The campaign includes a 90-second spot called “Asking life’s big questions, with UBS.” It’s a simple yet self-important approach, with nothing but text filling the screen.
The big questions start with “Where do I come from?” and proceed chronologically through a lifetime from there as the ad continues, with questions like “How do I balance my work and family” sitting alongside “How do I set up a charitable fund?” and concluding with the statement, “For some of life’s questions, you’re not alone. Together we can find an answer.” Set to Family of the Year’s generic “Hero,” it’s hard to imagine the text holding viewers’ interest while competing with myriad distractions.

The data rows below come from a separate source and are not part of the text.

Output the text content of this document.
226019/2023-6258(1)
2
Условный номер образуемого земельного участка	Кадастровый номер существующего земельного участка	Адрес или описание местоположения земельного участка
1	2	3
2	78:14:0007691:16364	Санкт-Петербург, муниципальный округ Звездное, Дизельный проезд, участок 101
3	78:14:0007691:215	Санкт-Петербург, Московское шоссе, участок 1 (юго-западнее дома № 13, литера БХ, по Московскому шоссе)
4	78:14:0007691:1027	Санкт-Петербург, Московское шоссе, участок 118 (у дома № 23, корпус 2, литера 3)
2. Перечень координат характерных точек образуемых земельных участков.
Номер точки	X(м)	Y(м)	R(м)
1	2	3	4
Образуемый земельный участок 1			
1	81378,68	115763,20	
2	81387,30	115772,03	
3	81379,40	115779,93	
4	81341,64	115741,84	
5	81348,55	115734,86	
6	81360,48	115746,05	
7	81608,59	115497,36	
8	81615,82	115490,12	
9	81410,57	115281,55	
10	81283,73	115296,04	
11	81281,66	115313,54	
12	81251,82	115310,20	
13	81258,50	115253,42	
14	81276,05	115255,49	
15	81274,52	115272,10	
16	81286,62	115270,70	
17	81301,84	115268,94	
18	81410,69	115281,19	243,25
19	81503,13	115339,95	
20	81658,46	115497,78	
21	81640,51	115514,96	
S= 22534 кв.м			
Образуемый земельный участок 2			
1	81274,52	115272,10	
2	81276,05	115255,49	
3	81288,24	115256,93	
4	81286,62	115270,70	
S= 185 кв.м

The campaign also includes digital, social media, a new mobile and digital-friendly brand design and a new sonic logo. In conjunction with the global campaign, UBS also announced a “wider cultural partnership” with renowned photographer Annie Leibovitz. UBS has commissioned a new body of work from Leibovitz, focusing on portraits of women who have effected positive change, to be shown at an international exhibition tour entitled “Women,” which launches in London in January, 2016. (Her portrait of Entrepreneur and mother Leticia Herrera is featured below.) There’s also behind-the-scenes videos documenting the photographer and her process (also featured below).
“We were going for a uniquely recognizable and emotional campaign and a brighter more modern UBS brand,” said group head of communications & branding Hubertus Kuelps. “Really doing our homework with exhaustive research and testing helped get us there.”

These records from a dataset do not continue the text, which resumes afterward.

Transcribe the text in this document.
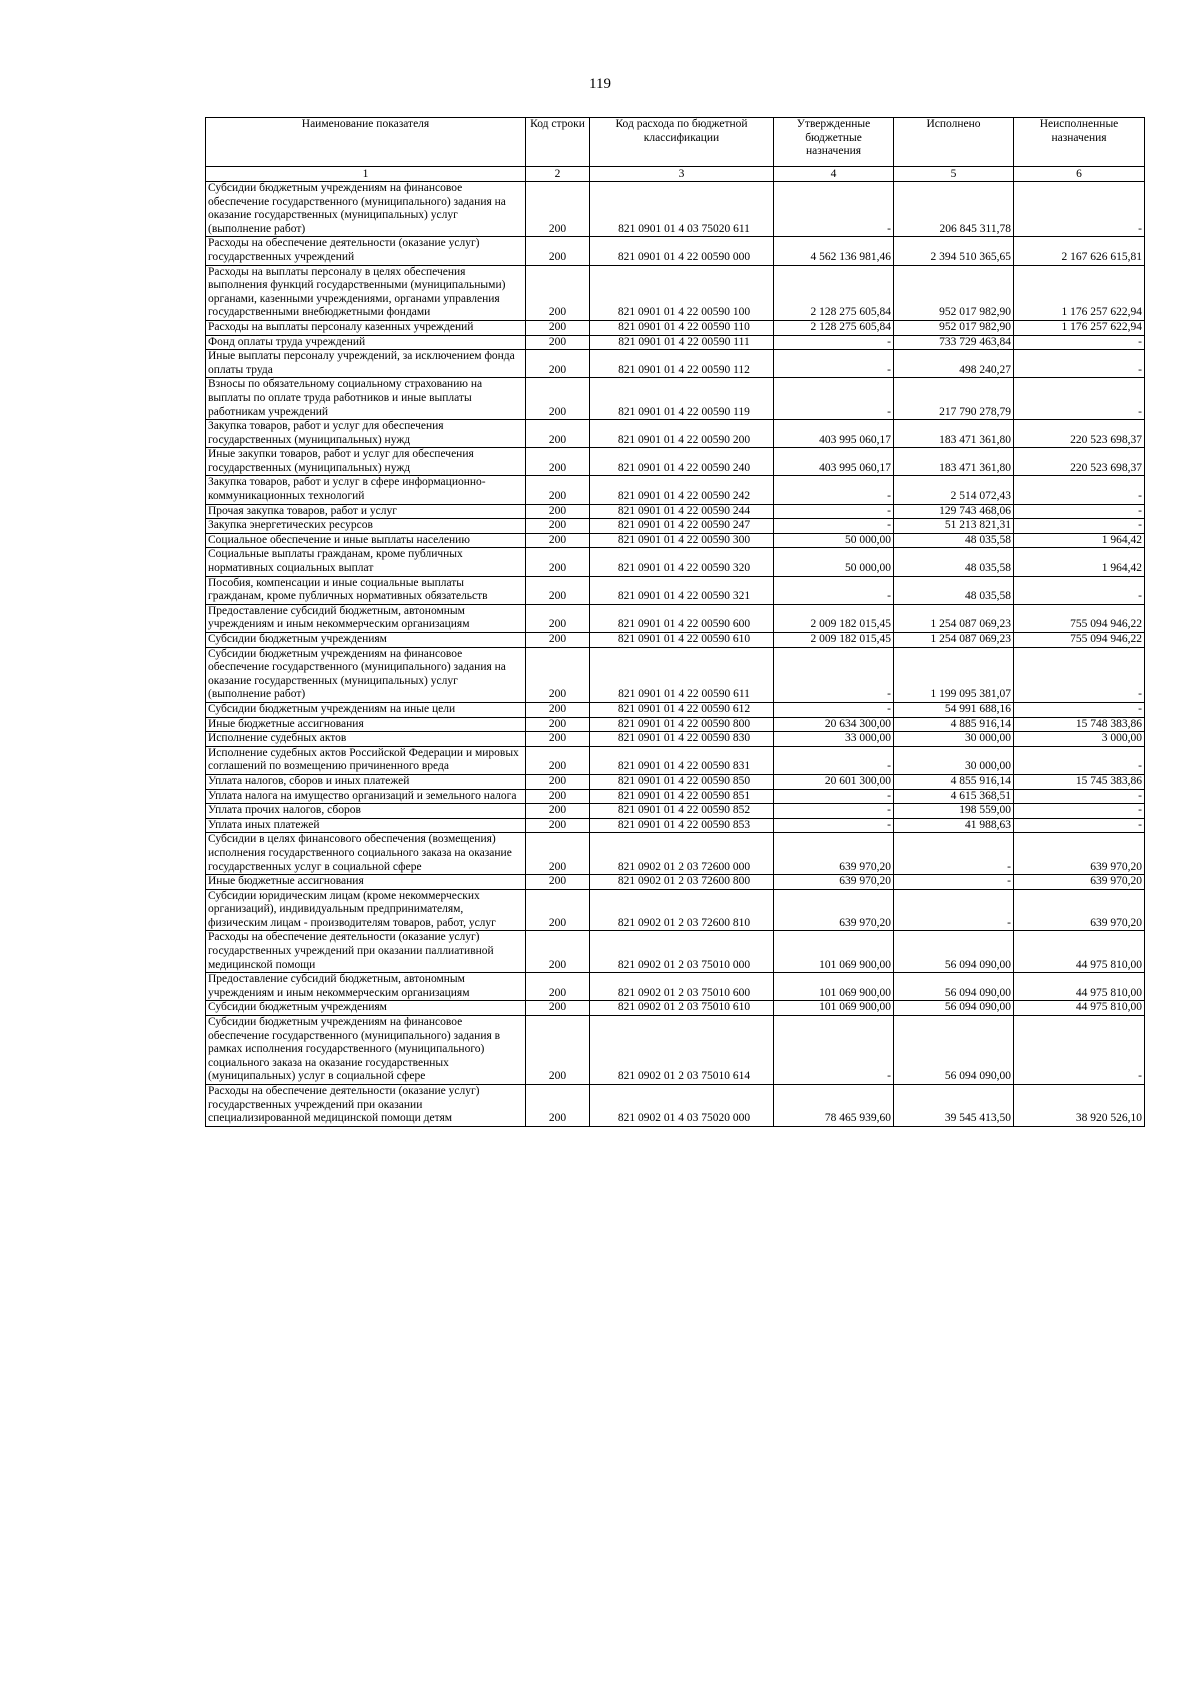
119
Наименование показателя	Код строки	Код расхода по бюджетной классификации	Утвержденные бюджетные назначения	Исполнено	Неисполненные назначения
1	2	3	4	5	6
Субсидии бюджетным учреждениям на финансовое обеспечение государственного (муниципального) задания на оказание государственных (муниципальных) услуг (выполнение работ)	200	821 0901 01 4 03 75020 611	-	206 845 311,78	-
Расходы на обеспечение деятельности (оказание услуг) государственных учреждений	200	821 0901 01 4 22 00590 000	4 562 136 981,46	2 394 510 365,65	2 167 626 615,81
Расходы на выплаты персоналу в целях обеспечения выполнения функций государственными (муниципальными) органами, казенными учреждениями, органами управления государственными внебюджетными фондами	200	821 0901 01 4 22 00590 100	2 128 275 605,84	952 017 982,90	1 176 257 622,94
Расходы на выплаты персоналу казенных учреждений	200	821 0901 01 4 22 00590 110	2 128 275 605,84	952 017 982,90	1 176 257 622,94
Фонд оплаты труда учреждений	200	821 0901 01 4 22 00590 111	-	733 729 463,84	-
Иные выплаты персоналу учреждений, за исключением фонда оплаты труда	200	821 0901 01 4 22 00590 112	-	498 240,27	-
Взносы по обязательному социальному страхованию на выплаты по оплате труда работников и иные выплаты работникам учреждений	200	821 0901 01 4 22 00590 119	-	217 790 278,79	-
Закупка товаров, работ и услуг для обеспечения государственных (муниципальных) нужд	200	821 0901 01 4 22 00590 200	403 995 060,17	183 471 361,80	220 523 698,37
Иные закупки товаров, работ и услуг для обеспечения государственных (муниципальных) нужд	200	821 0901 01 4 22 00590 240	403 995 060,17	183 471 361,80	220 523 698,37
Закупка товаров, работ и услуг в сфере информационно-коммуникационных технологий	200	821 0901 01 4 22 00590 242	-	2 514 072,43	-
Прочая закупка товаров, работ и услуг	200	821 0901 01 4 22 00590 244	-	129 743 468,06	-
Закупка энергетических ресурсов	200	821 0901 01 4 22 00590 247	-	51 213 821,31	-
Социальное обеспечение и иные выплаты населению	200	821 0901 01 4 22 00590 300	50 000,00	48 035,58	1 964,42
Социальные выплаты гражданам, кроме публичных нормативных социальных выплат	200	821 0901 01 4 22 00590 320	50 000,00	48 035,58	1 964,42
Пособия, компенсации и иные социальные выплаты гражданам, кроме публичных нормативных обязательств	200	821 0901 01 4 22 00590 321	-	48 035,58	-
Предоставление субсидий бюджетным, автономным учреждениям и иным некоммерческим организациям	200	821 0901 01 4 22 00590 600	2 009 182 015,45	1 254 087 069,23	755 094 946,22
Субсидии бюджетным учреждениям	200	821 0901 01 4 22 00590 610	2 009 182 015,45	1 254 087 069,23	755 094 946,22
Субсидии бюджетным учреждениям на финансовое обеспечение государственного (муниципального) задания на оказание государственных (муниципальных) услуг (выполнение работ)	200	821 0901 01 4 22 00590 611	-	1 199 095 381,07	-
Субсидии бюджетным учреждениям на иные цели	200	821 0901 01 4 22 00590 612	-	54 991 688,16	-
Иные бюджетные ассигнования	200	821 0901 01 4 22 00590 800	20 634 300,00	4 885 916,14	15 748 383,86
Исполнение судебных актов	200	821 0901 01 4 22 00590 830	33 000,00	30 000,00	3 000,00
Исполнение судебных актов Российской Федерации и мировых соглашений по возмещению причиненного вреда	200	821 0901 01 4 22 00590 831	-	30 000,00	-
Уплата налогов, сборов и иных платежей	200	821 0901 01 4 22 00590 850	20 601 300,00	4 855 916,14	15 745 383,86
Уплата налога на имущество организаций и земельного налога	200	821 0901 01 4 22 00590 851	-	4 615 368,51	-
Уплата прочих налогов, сборов	200	821 0901 01 4 22 00590 852	-	198 559,00	-
Уплата иных платежей	200	821 0901 01 4 22 00590 853	-	41 988,63	-
Субсидии в целях финансового обеспечения (возмещения) исполнения государственного социального заказа на оказание государственных услуг в социальной сфере	200	821 0902 01 2 03 72600 000	639 970,20	-	639 970,20
Иные бюджетные ассигнования	200	821 0902 01 2 03 72600 800	639 970,20	-	639 970,20
Субсидии юридическим лицам (кроме некоммерческих организаций), индивидуальным предпринимателям, физическим лицам - производителям товаров, работ, услуг	200	821 0902 01 2 03 72600 810	639 970,20	-	639 970,20
Расходы на обеспечение деятельности (оказание услуг) государственных учреждений при оказании паллиативной медицинской помощи	200	821 0902 01 2 03 75010 000	101 069 900,00	56 094 090,00	44 975 810,00
Предоставление субсидий бюджетным, автономным учреждениям и иным некоммерческим организациям	200	821 0902 01 2 03 75010 600	101 069 900,00	56 094 090,00	44 975 810,00
Субсидии бюджетным учреждениям	200	821 0902 01 2 03 75010 610	101 069 900,00	56 094 090,00	44 975 810,00
Субсидии бюджетным учреждениям на финансовое обеспечение государственного (муниципального) задания в рамках исполнения государственного (муниципального) социального заказа на оказание государственных (муниципальных) услуг в социальной сфере	200	821 0902 01 2 03 75010 614	-	56 094 090,00	-
Расходы на обеспечение деятельности (оказание услуг) государственных учреждений при оказании специализированной медицинской помощи детям	200	821 0902 01 4 03 75020 000	78 465 939,60	39 545 413,50	38 920 526,10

The rebranding effort arrives following a February, 2015 investigation of UBS for allegedly facilitating tax evasion by U.S. clients via bearer bonds, the latest in an extensive list of such tax evasion complaints against the Swiss global financial services company from countries including the U.S., France, Belgium and Germany. That same month, UBS, along with CitiGroup and Goldman Sachs, agreed to a $235 million settlement for its role in the sub-prime mortgage crisis. Some may see the rebranding effort, then, as an attempt to repair the institution’s damaged image and/or distract viewers from it with a new slick digital presence and new photography from a well-known icon.